On the cover of the book, Carbon Dharma, adorns this photograph that I took in December of 2008. It is the photograph of a fence enclosing the protected common land of the village of Karech in Rajasthan, India. To the left of the fence, livestock is allowed to graze and the land is barren, devoid of vegetation, except for the occasional scraggly tree or bush. To the right of the fence, the protected common land is lush green and has regenerated into a forest.
Until a few days ago, I didn't realize that this photograph also illustrates a gross miscalculation that has been occurring in Climate Science which continues to this day, except in the scholarly work of two UN scientists, Robert Goodland of the World Bank and Jeff Anhang of the International Finance Corporation (IFC). The gross miscalculation is in the carbon cycle imbalance caused by human activities. The majority of climate models assume that livestock is in static equilibrium with the 45% of the ice-free land area of the planet that is currently being used for livestock production. In other words, they assume that the land to the left and to the right of the fence in that cover photograph sequester the same amount of carbon per unit acre. Goodland and Anhang (2009, 2011) and my own two eyes beg to differ with this assumption.
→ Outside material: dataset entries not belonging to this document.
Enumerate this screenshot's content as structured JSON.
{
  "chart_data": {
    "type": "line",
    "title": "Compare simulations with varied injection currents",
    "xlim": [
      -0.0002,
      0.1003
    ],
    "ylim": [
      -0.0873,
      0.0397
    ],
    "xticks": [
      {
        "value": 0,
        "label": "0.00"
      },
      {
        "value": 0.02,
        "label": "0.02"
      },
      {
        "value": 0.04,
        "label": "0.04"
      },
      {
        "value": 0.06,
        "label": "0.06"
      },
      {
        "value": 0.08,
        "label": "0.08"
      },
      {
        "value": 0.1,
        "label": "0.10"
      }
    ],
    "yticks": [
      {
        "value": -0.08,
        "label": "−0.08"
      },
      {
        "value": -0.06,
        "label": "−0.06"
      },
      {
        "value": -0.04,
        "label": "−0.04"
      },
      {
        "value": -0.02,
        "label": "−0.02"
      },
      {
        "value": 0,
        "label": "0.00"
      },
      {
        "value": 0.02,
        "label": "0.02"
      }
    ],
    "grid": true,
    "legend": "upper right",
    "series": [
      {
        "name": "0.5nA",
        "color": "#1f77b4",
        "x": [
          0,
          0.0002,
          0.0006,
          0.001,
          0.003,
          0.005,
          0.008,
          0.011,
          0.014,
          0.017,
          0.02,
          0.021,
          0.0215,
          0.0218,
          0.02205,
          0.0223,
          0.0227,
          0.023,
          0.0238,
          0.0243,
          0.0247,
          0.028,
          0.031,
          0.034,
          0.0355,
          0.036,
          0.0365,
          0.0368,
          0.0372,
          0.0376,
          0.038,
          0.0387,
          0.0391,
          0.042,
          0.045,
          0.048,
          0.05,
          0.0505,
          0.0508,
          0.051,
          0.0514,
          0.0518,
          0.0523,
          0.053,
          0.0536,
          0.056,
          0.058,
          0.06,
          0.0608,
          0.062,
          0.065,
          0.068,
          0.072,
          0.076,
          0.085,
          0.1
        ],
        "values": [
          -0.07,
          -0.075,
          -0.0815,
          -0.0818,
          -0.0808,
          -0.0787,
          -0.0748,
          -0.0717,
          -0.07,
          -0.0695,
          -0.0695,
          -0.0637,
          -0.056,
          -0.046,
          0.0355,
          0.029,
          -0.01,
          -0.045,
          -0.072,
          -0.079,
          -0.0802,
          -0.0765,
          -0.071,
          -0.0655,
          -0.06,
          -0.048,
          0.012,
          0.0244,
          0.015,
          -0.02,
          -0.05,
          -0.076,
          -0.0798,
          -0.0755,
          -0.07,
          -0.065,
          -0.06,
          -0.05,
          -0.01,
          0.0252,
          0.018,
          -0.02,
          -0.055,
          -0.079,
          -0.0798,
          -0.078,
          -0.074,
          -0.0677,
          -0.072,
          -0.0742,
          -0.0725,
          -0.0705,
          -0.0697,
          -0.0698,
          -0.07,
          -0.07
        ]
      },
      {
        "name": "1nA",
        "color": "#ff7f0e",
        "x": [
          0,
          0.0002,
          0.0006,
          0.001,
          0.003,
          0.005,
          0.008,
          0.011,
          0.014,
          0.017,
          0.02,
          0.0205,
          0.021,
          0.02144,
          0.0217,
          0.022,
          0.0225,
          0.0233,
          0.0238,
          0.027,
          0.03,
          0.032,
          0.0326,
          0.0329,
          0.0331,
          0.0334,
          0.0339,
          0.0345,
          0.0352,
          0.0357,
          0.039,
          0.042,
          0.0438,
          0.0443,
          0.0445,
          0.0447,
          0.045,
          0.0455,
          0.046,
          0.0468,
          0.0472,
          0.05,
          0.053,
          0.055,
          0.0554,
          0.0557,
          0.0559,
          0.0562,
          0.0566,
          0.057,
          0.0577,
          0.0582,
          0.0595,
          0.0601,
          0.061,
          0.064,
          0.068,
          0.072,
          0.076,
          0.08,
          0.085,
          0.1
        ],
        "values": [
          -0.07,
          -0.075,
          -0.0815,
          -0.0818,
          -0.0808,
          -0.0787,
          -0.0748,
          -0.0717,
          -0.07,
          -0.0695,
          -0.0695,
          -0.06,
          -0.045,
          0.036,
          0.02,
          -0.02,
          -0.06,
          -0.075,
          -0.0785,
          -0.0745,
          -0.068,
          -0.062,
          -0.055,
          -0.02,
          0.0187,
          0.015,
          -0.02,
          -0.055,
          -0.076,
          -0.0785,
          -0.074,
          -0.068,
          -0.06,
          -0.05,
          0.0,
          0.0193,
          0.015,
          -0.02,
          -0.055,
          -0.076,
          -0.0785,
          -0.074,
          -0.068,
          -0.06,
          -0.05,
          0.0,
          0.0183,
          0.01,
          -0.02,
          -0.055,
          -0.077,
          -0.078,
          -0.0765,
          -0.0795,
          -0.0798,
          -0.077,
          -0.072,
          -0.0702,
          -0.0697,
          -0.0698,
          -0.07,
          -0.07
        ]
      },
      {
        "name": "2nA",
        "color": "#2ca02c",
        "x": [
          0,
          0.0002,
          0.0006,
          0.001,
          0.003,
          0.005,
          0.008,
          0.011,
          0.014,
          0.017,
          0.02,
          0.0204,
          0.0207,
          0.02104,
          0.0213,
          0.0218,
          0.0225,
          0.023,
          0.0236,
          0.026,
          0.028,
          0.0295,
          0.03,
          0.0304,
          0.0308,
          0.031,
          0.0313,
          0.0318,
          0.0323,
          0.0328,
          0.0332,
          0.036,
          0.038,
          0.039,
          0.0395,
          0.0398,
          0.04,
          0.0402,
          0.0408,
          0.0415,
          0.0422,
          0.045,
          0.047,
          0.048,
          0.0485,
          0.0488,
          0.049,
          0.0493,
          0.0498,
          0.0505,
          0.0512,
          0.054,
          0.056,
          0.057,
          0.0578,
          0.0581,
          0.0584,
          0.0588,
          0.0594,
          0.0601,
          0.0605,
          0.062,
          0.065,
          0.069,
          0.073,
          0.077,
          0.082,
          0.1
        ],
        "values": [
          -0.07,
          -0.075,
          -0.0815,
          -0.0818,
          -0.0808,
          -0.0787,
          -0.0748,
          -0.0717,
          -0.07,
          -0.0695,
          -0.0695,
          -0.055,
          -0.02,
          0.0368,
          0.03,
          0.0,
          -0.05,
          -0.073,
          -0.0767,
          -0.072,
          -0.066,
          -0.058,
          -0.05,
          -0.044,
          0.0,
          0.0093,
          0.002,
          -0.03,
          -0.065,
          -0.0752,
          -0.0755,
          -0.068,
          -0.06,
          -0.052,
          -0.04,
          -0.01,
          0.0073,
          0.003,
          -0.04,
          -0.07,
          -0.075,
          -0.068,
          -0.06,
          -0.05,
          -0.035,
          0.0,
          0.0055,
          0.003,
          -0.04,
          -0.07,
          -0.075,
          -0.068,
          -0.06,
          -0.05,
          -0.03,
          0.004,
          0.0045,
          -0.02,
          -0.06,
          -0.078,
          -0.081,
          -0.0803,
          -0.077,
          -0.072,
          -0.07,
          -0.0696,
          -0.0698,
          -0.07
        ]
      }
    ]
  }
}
Livestock is a major source of the carbon cycle imbalance even with this gross miscalculation. The 2006 UN FAO report, Livestock's Long Shadow (LLS), had calculated that the livestock sector is responsible for 18% of the global greenhouse gas emissions. But LLS had failed to take into account the ongoing conversion of carbon from land used for livestock production into greenhouse gas emissions. That is, in the world view of the LLS scientists, that fence should have made no difference in the carbon sequestered per unit acre in Rajasthan. But once we recognize the reality that livestock are literally sucking up the carbon from the land and emitting it as greenhouse gases such as methane and CO2 while turning lush green land into barren wasteland, Goodland and Anhang's calculations become more relevant. And the contribution of livestock to the total human caused greenhouse gas emissions is at least a whopping 51% each year.
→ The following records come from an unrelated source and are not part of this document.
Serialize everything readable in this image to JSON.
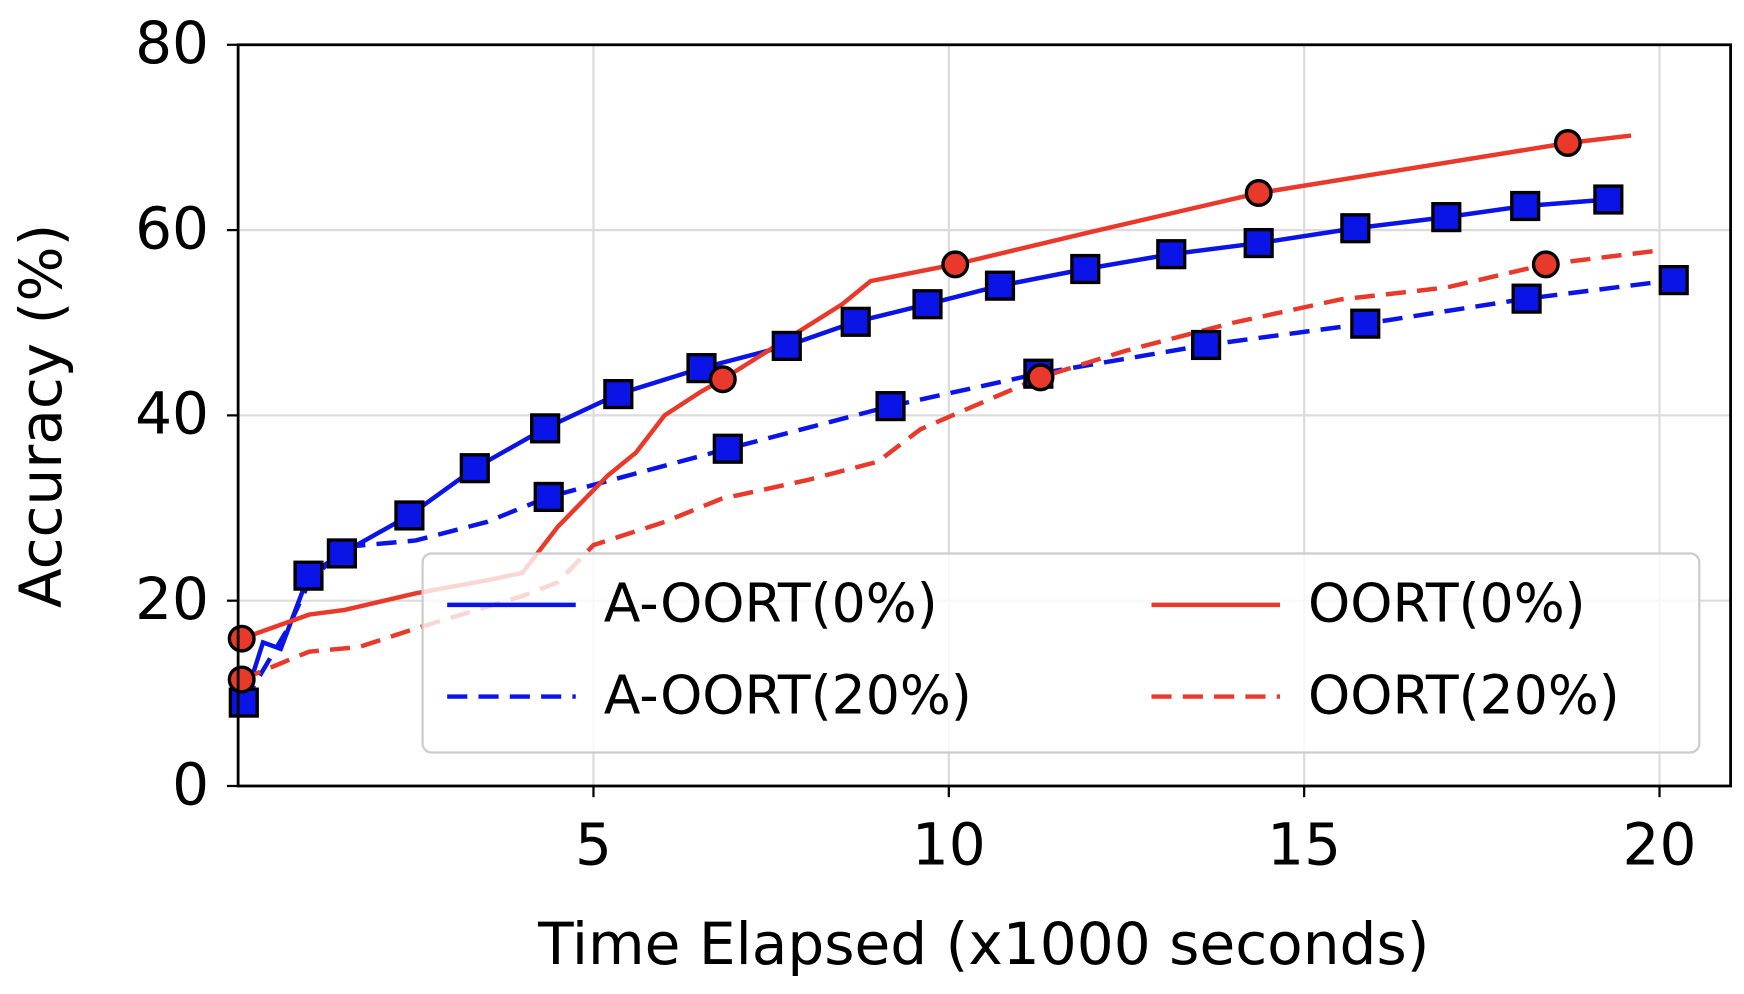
{
  "chart_data": {
    "type": "line",
    "x_label": "Time Elapsed (x1000 seconds)",
    "y_label": "Accuracy (%)",
    "xlim": [
      0,
      21
    ],
    "ylim": [
      0,
      80
    ],
    "xticks": [
      5,
      10,
      15,
      20
    ],
    "yticks": [
      0,
      20,
      40,
      60,
      80
    ],
    "grid": true,
    "legend": "lower right",
    "series": [
      {
        "name": "A-OORT(0%)",
        "color": "#0a14e6",
        "dash": "solid",
        "marker": "square",
        "x": [
          0.08,
          0.35,
          0.6,
          0.99,
          1.46,
          2.41,
          3.33,
          4.32,
          5.35,
          6.52,
          7.72,
          8.69,
          9.7,
          10.72,
          11.92,
          13.13,
          14.36,
          15.72,
          17.0,
          18.11,
          19.28
        ],
        "values": [
          9.0,
          15.5,
          14.8,
          22.7,
          25.1,
          29.2,
          34.3,
          38.6,
          42.3,
          45.1,
          47.5,
          50.1,
          52.0,
          54.0,
          55.8,
          57.4,
          58.6,
          60.2,
          61.4,
          62.6,
          63.3
        ],
        "marker_x": [
          0.08,
          0.99,
          1.46,
          2.41,
          3.33,
          4.32,
          5.35,
          6.52,
          7.72,
          8.69,
          9.7,
          10.72,
          11.92,
          13.13,
          14.36,
          15.72,
          17.0,
          18.11,
          19.28
        ],
        "marker_values": [
          9.0,
          22.7,
          25.1,
          29.2,
          34.3,
          38.6,
          42.3,
          45.1,
          47.5,
          50.1,
          52.0,
          54.0,
          55.8,
          57.4,
          58.6,
          60.2,
          61.4,
          62.6,
          63.3
        ]
      },
      {
        "name": "A-OORT(20%)",
        "color": "#0a14e6",
        "dash": "dashed",
        "marker": "square",
        "x": [
          0.08,
          0.7,
          1.0,
          1.5,
          2.5,
          3.5,
          4.37,
          6.89,
          9.18,
          11.26,
          13.62,
          15.86,
          18.13,
          20.2
        ],
        "values": [
          9.0,
          17.0,
          22.0,
          25.8,
          26.5,
          28.5,
          31.2,
          36.4,
          41.0,
          44.5,
          47.6,
          49.9,
          52.6,
          54.6
        ],
        "marker_x": [
          4.37,
          6.89,
          9.18,
          11.26,
          13.62,
          15.86,
          18.13,
          20.2
        ],
        "marker_values": [
          31.2,
          36.4,
          41.0,
          44.5,
          47.6,
          49.9,
          52.6,
          54.6
        ]
      },
      {
        "name": "OORT(0%)",
        "color": "#e8392b",
        "dash": "solid",
        "marker": "circle",
        "x": [
          0.05,
          1.0,
          1.5,
          2.5,
          3.5,
          4.0,
          4.5,
          5.2,
          5.6,
          6.0,
          6.5,
          6.82,
          8.5,
          8.9,
          10.09,
          12.0,
          14.36,
          18.71,
          19.6
        ],
        "values": [
          15.9,
          18.5,
          19.0,
          20.8,
          22.2,
          23.0,
          28.0,
          33.5,
          36.0,
          40.0,
          42.5,
          43.9,
          52.0,
          54.5,
          56.3,
          59.8,
          64.0,
          69.4,
          70.2
        ],
        "marker_x": [
          0.05,
          6.82,
          10.09,
          14.36,
          18.71
        ],
        "marker_values": [
          15.9,
          43.9,
          56.3,
          64.0,
          69.4
        ]
      },
      {
        "name": "OORT(20%)",
        "color": "#e8392b",
        "dash": "dashed",
        "marker": "circle",
        "x": [
          0.05,
          1.0,
          1.7,
          2.5,
          4.0,
          4.5,
          5.0,
          6.0,
          6.8,
          8.0,
          9.0,
          9.6,
          10.2,
          11.29,
          12.5,
          14.0,
          15.5,
          17.0,
          18.4,
          20.0
        ],
        "values": [
          11.5,
          14.5,
          15.0,
          17.0,
          20.5,
          22.0,
          26.0,
          28.5,
          31.0,
          33.0,
          35.0,
          38.5,
          40.5,
          44.1,
          47.0,
          50.0,
          52.5,
          53.8,
          56.3,
          57.8
        ],
        "marker_x": [
          0.05,
          11.29,
          18.4
        ],
        "marker_values": [
          11.5,
          44.1,
          56.3
        ]
      }
    ]
  }
}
This means that the human impact on the carbon cycle is much bigger than we thought. But on the flip side, this also means that the carbon sinks of the natural world are much more powerful than we thought. If 20% of the CO2 emissions in the present climate model calculations are being absorbed by tropical forests and other carbon sinks, then it turns out these same carbon sinks are actually absorbing that and the additional carbon emitted by livestock as well. Which gives me some conviction that a mass movement towards veganism will have a much bigger impact than I originally thought.